In the movie Steel Magnolias, two middle aged southern women, Clairee and Truvy, are at a wedding reception, watching one of their peers dance. Her “form fitting” dress shows all her curves and extras, in rolling, gyrating splendor.
Truvy: Clairee, you know I’d rather walk on my lips than criticize anybody…but…Janice Van Meer…
Clairee: I know…
Truvy: I bet you money she’s paid $500 for that dress and doesn’t even bother to wear a girdle.
Clairee: It’s like two pigs fighting under a blanket.
Truvy: Well, I haven’t left the house without Lycra on these thighs since I was 14.
Clairee: You were brought up right.
This movie remains one of my favorites. It gave me an insight into a type of womanhood which I, growing up in my Yankee environment, would never have experienced otherwise. Although my mother was from Richmond, Virginia, there was little, if any, venom in her and she would have considered the above conversation in questionable taste. Then again, she had spent much of her adult life in the icy north.
There are so many books with southern women as main characters that I will only give you books or authors with whom I am personally familiar. One of my favorite authors is Anne Rivers Siddons, whose Homeplace and Low Country delve into the lives of women returning to their southern roots. The Secret Life of Bees, Cold Sassy Tree and Saving Grace are also good choices if you want to explore the hearts and minds of Dixie women. For pure fun, read the Miss Julia series by Ann B. Ross.
One of the most intriguing books I ever read was Kindred by Octavia Butler. In the story, a modern day, young African American woman goes back in time to live on a post civil war plantation. Without much warning, the young woman disappears from her current surroundings and reappears on the plantation. Only extreme, life threatening danger brings her back to her current time. On one such trip her husband, who is white, manages to hold onto her and he goes back with her, which causes all kinds of other problems. The premise is a fascinating one and a lot of insight is given into the relationship between black and white southern women.
For non-fiction fans, Pulitzer Prize winner Rick Bragg’s All Over But the Shoutin’ is an incredible paean to his Alabama mother, who “went eighteen years without a new dress so that her sons could have school clothes and picked other people’s cotton so that her children wouldn’t have to live on welfare.” It is the story of the “steel” that is not always evident beneath the slow, southern cadence or the often slower, rather deliberate movements of southern women.
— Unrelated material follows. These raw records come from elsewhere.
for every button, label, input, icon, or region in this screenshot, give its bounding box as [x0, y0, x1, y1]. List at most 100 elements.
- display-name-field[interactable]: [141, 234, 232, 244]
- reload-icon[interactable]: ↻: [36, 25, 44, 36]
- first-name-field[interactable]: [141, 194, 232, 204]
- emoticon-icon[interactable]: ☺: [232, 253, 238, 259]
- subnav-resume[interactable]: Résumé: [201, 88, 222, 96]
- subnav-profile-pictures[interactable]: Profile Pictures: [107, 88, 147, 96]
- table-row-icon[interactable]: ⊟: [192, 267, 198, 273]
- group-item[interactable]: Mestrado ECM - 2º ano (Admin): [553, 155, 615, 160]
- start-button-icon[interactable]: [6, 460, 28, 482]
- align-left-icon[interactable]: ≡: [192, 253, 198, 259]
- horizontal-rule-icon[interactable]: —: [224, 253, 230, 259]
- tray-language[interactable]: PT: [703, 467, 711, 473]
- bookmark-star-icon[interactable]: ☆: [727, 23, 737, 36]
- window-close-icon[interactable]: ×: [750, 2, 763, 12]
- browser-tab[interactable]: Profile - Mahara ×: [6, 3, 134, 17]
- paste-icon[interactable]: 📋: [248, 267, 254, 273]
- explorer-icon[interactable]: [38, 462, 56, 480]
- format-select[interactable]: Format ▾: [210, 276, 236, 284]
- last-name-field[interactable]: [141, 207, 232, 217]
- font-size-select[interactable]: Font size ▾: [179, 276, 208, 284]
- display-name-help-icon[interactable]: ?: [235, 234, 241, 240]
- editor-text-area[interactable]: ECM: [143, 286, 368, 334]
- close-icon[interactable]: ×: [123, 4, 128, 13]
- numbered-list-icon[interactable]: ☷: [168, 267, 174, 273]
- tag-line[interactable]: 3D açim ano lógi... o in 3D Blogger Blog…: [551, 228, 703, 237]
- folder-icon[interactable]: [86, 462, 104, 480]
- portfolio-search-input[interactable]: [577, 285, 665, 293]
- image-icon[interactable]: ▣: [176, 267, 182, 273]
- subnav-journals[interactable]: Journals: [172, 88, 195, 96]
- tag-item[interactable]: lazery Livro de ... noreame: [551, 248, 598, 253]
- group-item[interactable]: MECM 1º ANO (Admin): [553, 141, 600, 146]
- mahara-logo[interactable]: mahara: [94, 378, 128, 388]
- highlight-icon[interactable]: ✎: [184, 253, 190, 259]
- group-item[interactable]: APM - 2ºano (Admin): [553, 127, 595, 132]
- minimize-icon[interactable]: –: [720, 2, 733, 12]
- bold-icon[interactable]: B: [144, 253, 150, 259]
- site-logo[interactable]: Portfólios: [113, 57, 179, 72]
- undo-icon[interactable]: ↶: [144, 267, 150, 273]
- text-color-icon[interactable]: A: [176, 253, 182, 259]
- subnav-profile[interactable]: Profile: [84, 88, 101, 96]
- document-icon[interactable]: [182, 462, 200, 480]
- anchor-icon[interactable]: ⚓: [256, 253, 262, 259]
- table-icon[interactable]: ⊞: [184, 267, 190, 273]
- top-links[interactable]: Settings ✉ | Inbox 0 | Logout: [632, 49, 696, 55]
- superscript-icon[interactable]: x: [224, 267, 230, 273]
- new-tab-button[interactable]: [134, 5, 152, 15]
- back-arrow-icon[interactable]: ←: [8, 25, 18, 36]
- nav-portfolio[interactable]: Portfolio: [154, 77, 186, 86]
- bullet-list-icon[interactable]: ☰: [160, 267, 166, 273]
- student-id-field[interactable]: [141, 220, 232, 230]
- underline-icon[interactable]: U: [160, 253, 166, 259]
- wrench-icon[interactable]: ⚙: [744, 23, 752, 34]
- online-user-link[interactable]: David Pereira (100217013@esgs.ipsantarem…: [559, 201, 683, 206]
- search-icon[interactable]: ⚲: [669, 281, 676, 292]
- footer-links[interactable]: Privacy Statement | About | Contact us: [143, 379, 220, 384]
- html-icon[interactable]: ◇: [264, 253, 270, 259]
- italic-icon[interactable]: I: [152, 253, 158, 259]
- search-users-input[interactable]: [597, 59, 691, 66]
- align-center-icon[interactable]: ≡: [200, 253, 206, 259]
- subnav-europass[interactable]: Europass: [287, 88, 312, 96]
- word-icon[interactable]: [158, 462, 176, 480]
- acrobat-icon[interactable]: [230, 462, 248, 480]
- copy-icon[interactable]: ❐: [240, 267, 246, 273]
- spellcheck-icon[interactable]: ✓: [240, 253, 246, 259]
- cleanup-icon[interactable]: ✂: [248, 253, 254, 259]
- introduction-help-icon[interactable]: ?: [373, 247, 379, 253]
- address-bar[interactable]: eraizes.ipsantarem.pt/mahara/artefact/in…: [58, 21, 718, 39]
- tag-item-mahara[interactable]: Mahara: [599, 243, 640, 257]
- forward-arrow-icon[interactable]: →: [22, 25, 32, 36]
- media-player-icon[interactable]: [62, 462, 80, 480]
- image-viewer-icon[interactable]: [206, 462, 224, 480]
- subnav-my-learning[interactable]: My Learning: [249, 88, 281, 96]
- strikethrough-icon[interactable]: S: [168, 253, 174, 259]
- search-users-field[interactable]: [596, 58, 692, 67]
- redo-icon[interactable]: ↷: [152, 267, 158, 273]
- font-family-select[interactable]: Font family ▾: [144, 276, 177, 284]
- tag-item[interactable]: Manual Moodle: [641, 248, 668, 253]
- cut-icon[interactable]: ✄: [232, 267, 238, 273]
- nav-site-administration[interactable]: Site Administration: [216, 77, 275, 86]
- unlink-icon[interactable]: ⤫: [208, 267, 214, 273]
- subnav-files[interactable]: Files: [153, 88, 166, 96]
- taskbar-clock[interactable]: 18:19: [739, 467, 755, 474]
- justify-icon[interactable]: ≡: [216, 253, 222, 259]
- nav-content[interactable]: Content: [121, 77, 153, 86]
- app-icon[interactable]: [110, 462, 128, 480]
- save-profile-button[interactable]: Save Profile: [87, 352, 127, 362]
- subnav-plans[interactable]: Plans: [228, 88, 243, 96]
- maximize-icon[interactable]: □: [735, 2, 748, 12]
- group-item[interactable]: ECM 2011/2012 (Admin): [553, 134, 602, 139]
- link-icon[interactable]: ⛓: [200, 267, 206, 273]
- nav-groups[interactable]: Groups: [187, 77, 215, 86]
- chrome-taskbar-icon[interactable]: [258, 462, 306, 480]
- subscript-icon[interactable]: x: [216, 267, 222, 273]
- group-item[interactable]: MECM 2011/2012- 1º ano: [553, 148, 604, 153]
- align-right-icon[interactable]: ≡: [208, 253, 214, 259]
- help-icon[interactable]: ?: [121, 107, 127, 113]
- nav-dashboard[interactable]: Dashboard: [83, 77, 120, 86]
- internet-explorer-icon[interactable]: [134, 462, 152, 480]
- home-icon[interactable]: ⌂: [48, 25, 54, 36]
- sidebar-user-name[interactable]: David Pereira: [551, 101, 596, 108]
While I confess that much of my reading involves escapist fiction, I was enthralled by this book.
Two middle aged women sit in the crowded waiting room, their soft, honeyed drawls in big contrast to the litany of faults they obviously found in a mutual acquaintance. I unashamedly eavesdrop, my unread book in my hands.
“Poor thing,” one says with a sigh. “She just can’t seem to get her life straight.” Shaking her head, the other lady tacks onto this final assessment, the benediction “Bless her heart.” I smile to myself. Magnolias in full bloom.